First, you tap a hole into the top of the shell with your fingers or a spoon, and load in a mixture of diced boiled potatoes, chickpeas, chopped coriander, green chilis, tomatoes and onion, thin crispy chickpea flour noodles, pungent black salt, and dried green mango powder. As if that combination of flavors wasn't entirely complete, you then add a small spoonful each of tamarind and spicy coriander chutney. Finally, you dunk the whole thing in a container of heavily seasoned water and get it to your mouth before the puri disintegrates in your fingers.

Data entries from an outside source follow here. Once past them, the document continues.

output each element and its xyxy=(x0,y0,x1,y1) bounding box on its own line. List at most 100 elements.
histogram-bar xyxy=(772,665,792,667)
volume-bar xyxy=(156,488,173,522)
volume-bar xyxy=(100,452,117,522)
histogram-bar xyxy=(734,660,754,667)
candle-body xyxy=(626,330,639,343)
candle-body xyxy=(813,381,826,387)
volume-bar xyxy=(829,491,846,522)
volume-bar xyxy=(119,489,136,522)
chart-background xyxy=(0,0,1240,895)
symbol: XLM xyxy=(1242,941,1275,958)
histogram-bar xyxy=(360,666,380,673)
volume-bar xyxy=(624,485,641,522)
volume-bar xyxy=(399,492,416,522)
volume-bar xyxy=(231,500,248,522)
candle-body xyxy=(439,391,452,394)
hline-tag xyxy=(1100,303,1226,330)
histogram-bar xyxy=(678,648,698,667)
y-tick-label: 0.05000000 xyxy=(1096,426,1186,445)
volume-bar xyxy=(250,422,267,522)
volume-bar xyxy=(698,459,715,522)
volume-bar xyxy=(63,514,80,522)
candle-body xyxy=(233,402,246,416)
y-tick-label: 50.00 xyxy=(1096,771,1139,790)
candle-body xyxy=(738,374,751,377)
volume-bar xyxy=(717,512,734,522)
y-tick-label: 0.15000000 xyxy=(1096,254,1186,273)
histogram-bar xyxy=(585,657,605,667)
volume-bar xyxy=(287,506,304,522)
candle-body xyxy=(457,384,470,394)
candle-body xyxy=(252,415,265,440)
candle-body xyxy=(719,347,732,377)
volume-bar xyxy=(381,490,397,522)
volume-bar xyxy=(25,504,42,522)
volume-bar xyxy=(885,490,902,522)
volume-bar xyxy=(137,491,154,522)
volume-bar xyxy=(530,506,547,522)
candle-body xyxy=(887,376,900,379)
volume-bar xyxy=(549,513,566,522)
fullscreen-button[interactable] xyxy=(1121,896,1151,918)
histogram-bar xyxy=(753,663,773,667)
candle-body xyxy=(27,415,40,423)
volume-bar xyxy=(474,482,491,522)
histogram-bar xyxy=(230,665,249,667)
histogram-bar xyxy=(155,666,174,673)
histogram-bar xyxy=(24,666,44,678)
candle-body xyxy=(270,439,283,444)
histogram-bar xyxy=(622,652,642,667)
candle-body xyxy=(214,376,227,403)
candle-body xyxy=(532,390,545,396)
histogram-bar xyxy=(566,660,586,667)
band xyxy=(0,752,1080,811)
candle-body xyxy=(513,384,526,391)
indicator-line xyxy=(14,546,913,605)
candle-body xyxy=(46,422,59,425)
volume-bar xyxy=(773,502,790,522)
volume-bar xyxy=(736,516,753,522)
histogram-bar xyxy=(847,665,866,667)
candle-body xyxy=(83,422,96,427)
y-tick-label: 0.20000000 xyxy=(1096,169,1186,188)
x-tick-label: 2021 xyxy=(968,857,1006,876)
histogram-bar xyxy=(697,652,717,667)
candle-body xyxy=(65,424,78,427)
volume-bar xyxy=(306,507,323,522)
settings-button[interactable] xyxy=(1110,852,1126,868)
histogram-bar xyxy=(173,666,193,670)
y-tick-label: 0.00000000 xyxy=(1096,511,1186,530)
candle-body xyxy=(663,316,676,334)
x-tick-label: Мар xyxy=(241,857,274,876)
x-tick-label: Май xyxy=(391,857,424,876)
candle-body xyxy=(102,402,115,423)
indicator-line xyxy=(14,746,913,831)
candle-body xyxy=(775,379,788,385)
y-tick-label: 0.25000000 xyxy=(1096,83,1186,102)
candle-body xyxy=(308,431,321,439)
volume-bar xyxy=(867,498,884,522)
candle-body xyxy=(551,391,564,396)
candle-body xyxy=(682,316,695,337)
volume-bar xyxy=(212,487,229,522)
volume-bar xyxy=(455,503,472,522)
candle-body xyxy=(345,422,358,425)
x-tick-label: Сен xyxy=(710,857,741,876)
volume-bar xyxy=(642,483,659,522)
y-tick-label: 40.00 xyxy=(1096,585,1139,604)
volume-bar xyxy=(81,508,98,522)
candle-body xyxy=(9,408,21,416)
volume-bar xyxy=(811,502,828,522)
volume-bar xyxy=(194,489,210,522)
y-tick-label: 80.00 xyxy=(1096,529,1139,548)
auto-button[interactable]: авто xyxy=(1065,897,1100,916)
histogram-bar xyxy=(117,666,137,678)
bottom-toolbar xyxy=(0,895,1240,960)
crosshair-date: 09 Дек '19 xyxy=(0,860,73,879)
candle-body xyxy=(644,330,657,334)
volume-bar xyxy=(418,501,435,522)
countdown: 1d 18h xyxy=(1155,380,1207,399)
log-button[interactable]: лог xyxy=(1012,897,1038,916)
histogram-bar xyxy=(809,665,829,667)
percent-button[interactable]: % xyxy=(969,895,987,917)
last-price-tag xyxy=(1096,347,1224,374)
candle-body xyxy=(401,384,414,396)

The moment your teeth crack the shell, you're rewarded with a flood of sweet-spicy-sour-savory-pungent flavors, not unlike the effect from a Chinese soup dumpling. Unless the water, and everything else, came from Mumbai's Chowpatty Beach. Which mine did. And within a matter of hours, Bombay Belly had settled in.
Delicious as the experience was, and believe me, whatever "extra" was in there really gave it a flavor you couldn't find here, I am only just now returning to solid food and total consciousness of mind. Worth it? You bet. My lovable traveling companion, however...well, I'm sure she'll be fine in a few days.